○ The main points of this article Note that I learned logistic regression
Logistic regression: ・ Algorithm for predicting classification problems (It's called regression, but it's used in classification) ・ Classification is performed by calculating the probability that the data belongs to each class. (Outputs such as class 1: 0.3, class 2: 0.5, class 3: 0.2) ・ Supervised learning
Logistic regression model
#Logistic regression
import pandas as pd
from sklearn.datasets import load_iris
from sklearn.linear_model import LogisticRegression
from sklearn.metrics import mean_squared_error
from sklearn.metrics import r2_score
#Load iris data
data = load_iris()
X = pd.DataFrame(data.data, columns=data.feature_names)
y = pd.DataFrame(data.target, columns=["Species"])
df #Display iris data
・ ・ ・ ・ ・ ・ ・ ・ ・ ・
Four quantitative variables: Sepal.Length (sepal length), Sepal.Width (septal width), Petal.Length (petal length), Petal.Width (petal width) Species (seed, setosa, versicolor, virginica)
Logistic regression model (continued)
#Creating, learning, and predicting logistic regression models
model = LogisticRegression()
model.fit(X, y)
y_pred = model.predict(X)
print(y_pred) #Predicted results for 150 iris data
#Model evaluation
print(mean_squared_error(y, y_pred)) #Mean squared error. The smaller the better
print(r2_score(y, y_pred)) #Coefficient of determination. The larger the value between 0 and 1, the better.
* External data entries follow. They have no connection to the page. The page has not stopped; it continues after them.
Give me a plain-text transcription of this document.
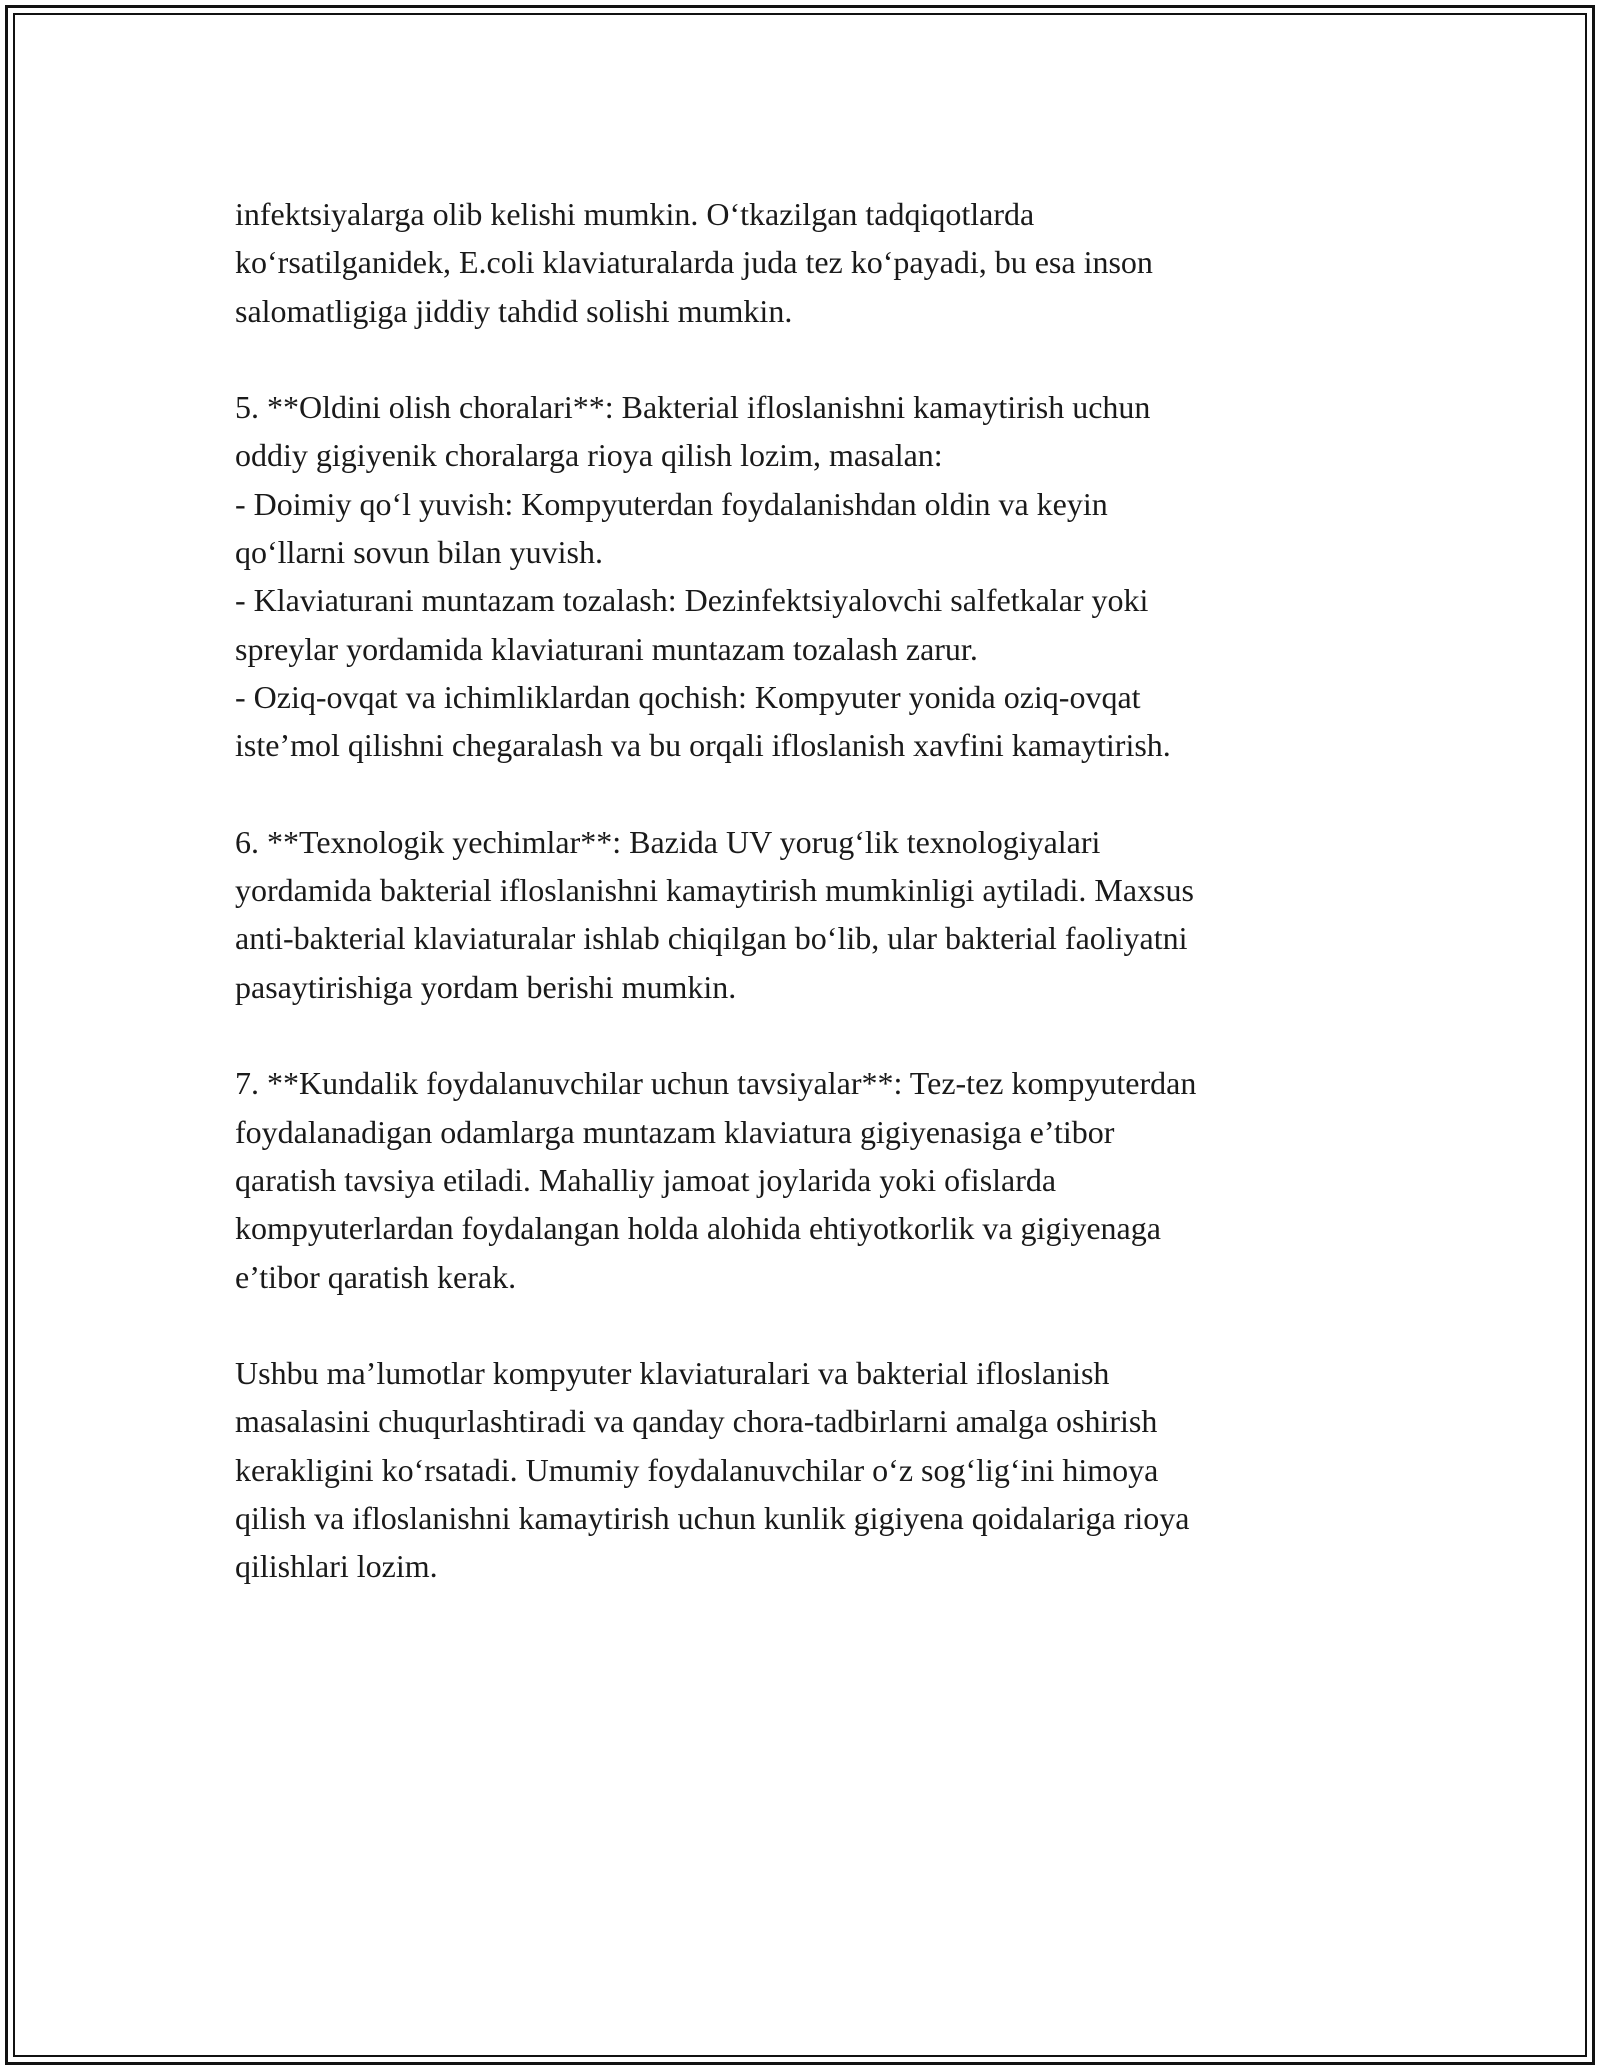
infektsiyalarga olib kelishi mumkin. O‘tkazilgan tadqiqotlarda
ko‘rsatilganidek, E.coli klaviaturalarda juda tez ko‘payadi, bu esa inson
salomatligiga jiddiy tahdid solishi mumkin.

5. **Oldini olish choralari**: Bakterial ifloslanishni kamaytirish uchun
oddiy gigiyenik choralarga rioya qilish lozim, masalan:
- Doimiy qo‘l yuvish: Kompyuterdan foydalanishdan oldin va keyin
qo‘llarni sovun bilan yuvish.
- Klaviaturani muntazam tozalash: Dezinfektsiyalovchi salfetkalar yoki
spreylar yordamida klaviaturani muntazam tozalash zarur.
- Oziq-ovqat va ichimliklardan qochish: Kompyuter yonida oziq-ovqat
iste’mol qilishni chegaralash va bu orqali ifloslanish xavfini kamaytirish.

6. **Texnologik yechimlar**: Bazida UV yorug‘lik texnologiyalari
yordamida bakterial ifloslanishni kamaytirish mumkinligi aytiladi. Maxsus
anti-bakterial klaviaturalar ishlab chiqilgan bo‘lib, ular bakterial faoliyatni
pasaytirishiga yordam berishi mumkin.

7. **Kundalik foydalanuvchilar uchun tavsiyalar**: Tez-tez kompyuterdan
foydalanadigan odamlarga muntazam klaviatura gigiyenasiga e’tibor
qaratish tavsiya etiladi. Mahalliy jamoat joylarida yoki ofislarda
kompyuterlardan foydalangan holda alohida ehtiyotkorlik va gigiyenaga
e’tibor qaratish kerak.

Ushbu ma’lumotlar kompyuter klaviaturalari va bakterial ifloslanish
masalasini chuqurlashtiradi va qanday chora-tadbirlarni amalga oshirish
kerakligini ko‘rsatadi. Umumiy foydalanuvchilar o‘z sog‘lig‘ini himoya
qilish va ifloslanishni kamaytirish uchun kunlik gigiyena qoidalariga rioya
qilishlari lozim.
Execution result [0 0 0 0 0 0 0 0 0 0 0 0 0 0 0 0 0 0 0 0 0 0 0 0 0 0 0 0 0 0 0 0 0 0 0 0 0 0 0 0 0 0 0 0 0 0 0 0 0 0 1 1 1 1 1 1 1 1 1 1 1 1 1 1 1 1 1 1 1 1 2 1 1 1 1 1 1 2 1 1 1 1 1 2 1 1 1 1 1 1 1 1 1 1 1 1 1 1 1 1 2 2 2 2 2 2 1 2 2 2 2 2 2 2 2 2 2 2 2 2 2 2 2 2 2 2 2 2 2 2 2 2 2 2 2 2 2 2 2 2 2 2 2 2 2 2 2 2 2 2] 0.02666666666666667 0.96
・ I think it is the easiest model to understand in the classification problem. ・ About the result The place where 1 is lined up occasionally and the place where 1 and 2 are lined up occasionally appear where 1 is the correct answer and the prediction does not match.